Wuhan discharges its last coronavirus patient
Wuhan discharges its last coronavirus patient: Chinese city where pandemic began now has no one suffering from it in its hospitals
- China remains on alert for second possible wave, with Beijing reimposing curbs
- Wuhan is still testing residents regularly despite relaxing most restrictions
- The city in Hubei province reported 46,452 cases, 56 per cent of national total
- Here’s how to help people impacted by Covid-19
The Chinese city of Wuhan, where the global coronavirus pandemic began, now has no remaining cases in its hospitals, health officials said yesterday.
But the country remains on alert for a second possible wave, with Beijing reimposing some of its lockdown measures and other cities seeing new quarantines.
Wuhan and the province of Hubei were put in lockdown near the end of January, with roads sealed, trains and planes cancelled and residents unable to move freely for more than two months.
The city is still testing residents regularly despite relaxing most restrictions.

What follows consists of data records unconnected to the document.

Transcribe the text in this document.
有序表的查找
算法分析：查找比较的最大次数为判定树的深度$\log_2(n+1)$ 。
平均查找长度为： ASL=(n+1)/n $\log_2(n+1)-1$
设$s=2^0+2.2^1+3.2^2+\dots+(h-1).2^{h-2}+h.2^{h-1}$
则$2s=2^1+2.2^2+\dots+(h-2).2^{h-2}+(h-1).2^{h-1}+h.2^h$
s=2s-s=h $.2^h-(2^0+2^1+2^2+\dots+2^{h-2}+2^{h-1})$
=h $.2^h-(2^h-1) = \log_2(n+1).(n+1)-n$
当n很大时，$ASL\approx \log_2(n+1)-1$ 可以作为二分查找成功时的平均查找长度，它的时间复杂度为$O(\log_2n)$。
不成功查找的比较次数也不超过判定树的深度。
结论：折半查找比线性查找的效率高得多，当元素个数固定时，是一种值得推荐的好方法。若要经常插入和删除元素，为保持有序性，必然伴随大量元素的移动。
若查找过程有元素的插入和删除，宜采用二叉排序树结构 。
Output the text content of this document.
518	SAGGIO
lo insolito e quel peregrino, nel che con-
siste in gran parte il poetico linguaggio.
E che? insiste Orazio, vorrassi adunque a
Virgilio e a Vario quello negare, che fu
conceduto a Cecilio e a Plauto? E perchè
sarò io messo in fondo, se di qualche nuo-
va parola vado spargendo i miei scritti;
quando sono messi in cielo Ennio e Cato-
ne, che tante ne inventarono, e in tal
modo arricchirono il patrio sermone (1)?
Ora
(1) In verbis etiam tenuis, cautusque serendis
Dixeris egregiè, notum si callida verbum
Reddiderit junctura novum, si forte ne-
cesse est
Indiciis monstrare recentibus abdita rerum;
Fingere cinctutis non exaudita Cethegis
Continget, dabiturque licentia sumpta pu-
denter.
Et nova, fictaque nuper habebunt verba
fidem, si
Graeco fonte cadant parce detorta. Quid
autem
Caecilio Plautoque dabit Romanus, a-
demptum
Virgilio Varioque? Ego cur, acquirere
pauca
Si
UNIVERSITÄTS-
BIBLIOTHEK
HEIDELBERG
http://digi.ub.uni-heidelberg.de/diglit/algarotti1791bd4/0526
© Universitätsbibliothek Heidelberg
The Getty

A woman who has recovered coronavirus is disinfected as she arrives at a hotel for a 14-day quarantine after being discharged from a hospital in Wuhan
The city had reported 46,452 cases, 56 per cent of the national total. It saw 3,869 fatalities, or 84 per cent of China’s reported, yet disputed, total.
National Health Commission spokesman Mi Feng announced: ‘The number of new coronavirus patients in Wuhan was at zero, thanks to the joint efforts of Wuhan and medical staff from around the country.’
The focus has since shifted to the northeast border province of Heilongjiang, which has seen large numbers of imported coronavirus cases entering from Russia.
The border town of Suifenhe, with its 70,000 population, went into lockdown at the start of the month while nearby Harbin, home to 10 million, has become the new battlefront.
Staff members line up at attention as they prepare to spray disinfectant at Wuhan Railway Station on Friday
And 1,000 miles away in Beijing, the authorities opened gyms and swimming pools only to quickly close them again to prevent any spread.
The district of Chaoyang is home to many expats and international offices and was put down into quarantine measures after travellers began to return, infecting Beijing locals who had stayed at home.
There were no signs of any worry yesterday as people packed into a flower market in Suzhou city, in east China’s Jiangsu province.